Local legend suggests John Griffin was the first to commercially make gingernuts sometime in the 1890s. These seriously crisp biscuits are ideal for dunking.


  • 2 cups flour
  • 1 cup caster sugar
  • 2 teaspoons ground ginger
  • 1 teaspoon ground cinnamon
  • ½ teaspoon baking soda
  • 125 grams butter, grated or diced
  • 1 egg
  • 2 teaspoons golden syrup or treacle


  1. Preheat the oven to 160ºC Lightly grease 1-2 baking trays or line with baking paper.
  2. In a medium-sized bowl, sift the flour, sugar, ginger, cinnamon and baking soda together.
  3. Using fingertips, rub the butter into dry ingredients until the mixture resembles fine breadcrumbs.
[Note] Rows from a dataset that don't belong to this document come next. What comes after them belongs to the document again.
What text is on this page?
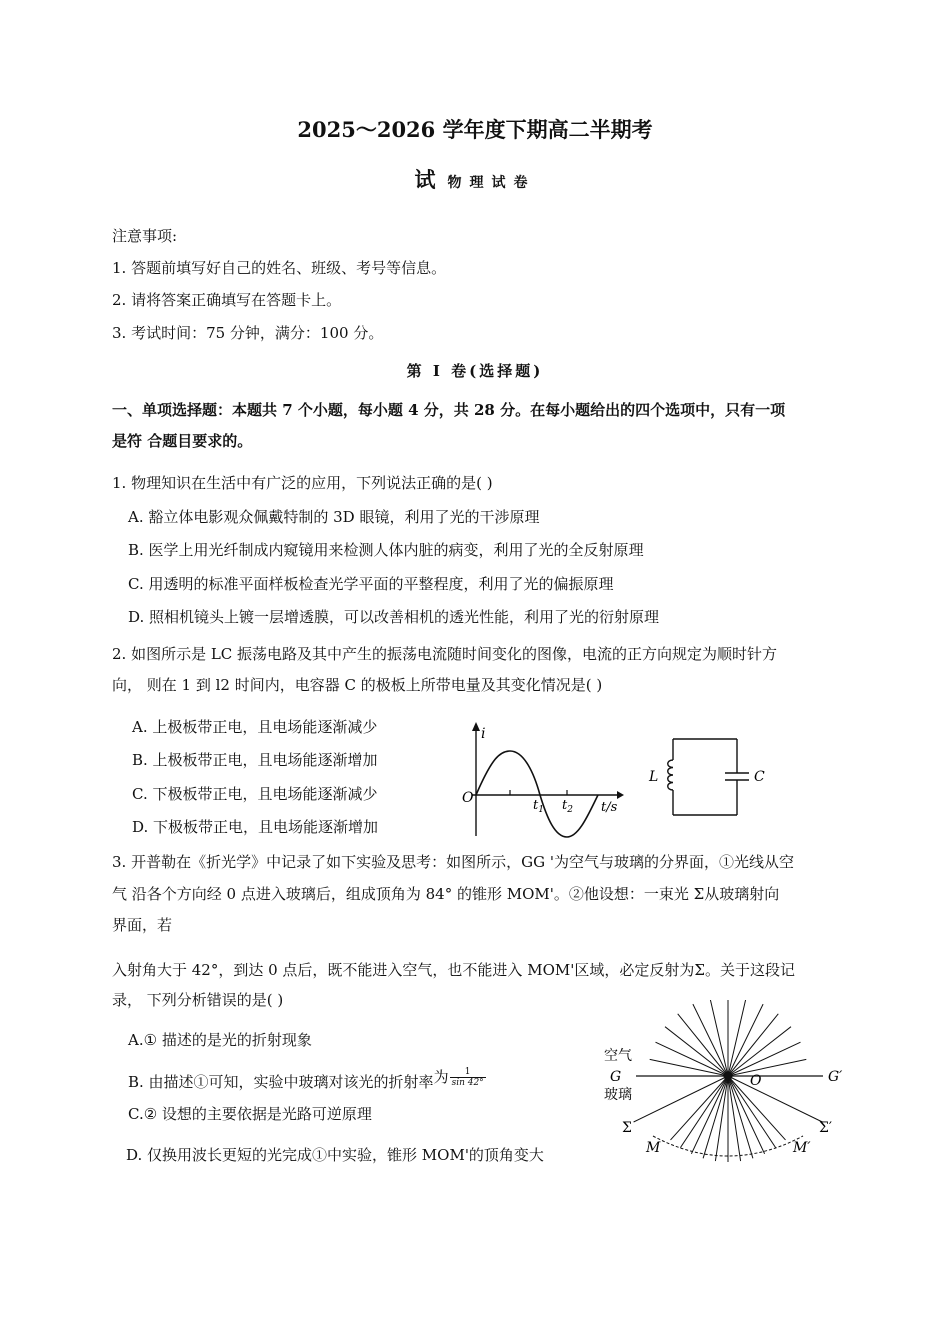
2025～2026 学年度下期高二半期考
试物理试卷
注意事项:
1. 答题前填写好自己的姓名、班级、考号等信息。
2. 请将答案正确填写在答题卡上。
3. 考试时间：75 分钟，满分：100 分。
第 I 卷(选择题)
一、单项选择题：本题共 7 个小题，每小题 4 分，共 28 分。在每小题给出的四个选项中，只有一项
是符 合题目要求的。
1. 物理知识在生活中有广泛的应用，下列说法正确的是( )
A. 豁立体电影观众佩戴特制的 3D 眼镜，利用了光的干涉原理
B. 医学上用光纤制成内窥镜用来检测人体内脏的病变，利用了光的全反射原理
C. 用透明的标准平面样板检查光学平面的平整程度，利用了光的偏振原理
D. 照相机镜头上镀一层增透膜，可以改善相机的透光性能，利用了光的衍射原理
2. 如图所示是 LC 振荡电路及其中产生的振荡电流随时间变化的图像，电流的正方向规定为顺时针方
向， 则在 1 到 l2 时间内，电容器 C 的极板上所带电量及其变化情况是( )
A. 上极板带正电，且电场能逐渐减少
B. 上极板带正电，且电场能逐渐增加
C. 下极板带正电，且电场能逐渐减少
D. 下极板带正电，且电场能逐渐增加
i
O	$t_1$ $t_2$ t/s
L	C
3. 开普勒在《折光学》中记录了如下实验及思考：如图所示，GG '为空气与玻璃的分界面，①光线从空
气 沿各个方向经 0 点进入玻璃后，组成顶角为 84° 的锥形 MOM'。②他设想：一束光 Σ从玻璃射向
界面，若
入射角大于 42°，到达 0 点后，既不能进入空气，也不能进入 MOM'区域，必定反射为Σ。关于这段记
录， 下列分析错误的是( )
A.① 描述的是光的折射现象
B. 由描述①可知，实验中玻璃对该光的折射率为 $\frac{1}{\sin 42^\circ}$
C.② 设想的主要依据是光路可逆原理
D. 仅换用波长更短的光完成①中实验，锥形 MOM'的顶角变大
空气
G
玻璃
O	G′
Σ	Σ′
M	M′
Make a well in the centre.
  4. Beat the egg with golden syrup or treacle, and add to the dry ingredients. Work into a firm dough using your hands. If necessary, add 1 tablespoon of water to the mixture.
  5. Roll teaspoonfuls into balls and place on the prepared oven tray.
  6. Bake in the preheated oven for 12-15 minutes until the biscuits are golden and firm to the touch.
  7. Transfer to a cake rack to cool. Store in an airtight container.

Cooks Tips

- Dust the palm of your hand with flour, shaking off any excess and press on top of each ball of dough to flatten the gingernuts a little if wished. - The ginger flavour is more intense after 2 days' storage time.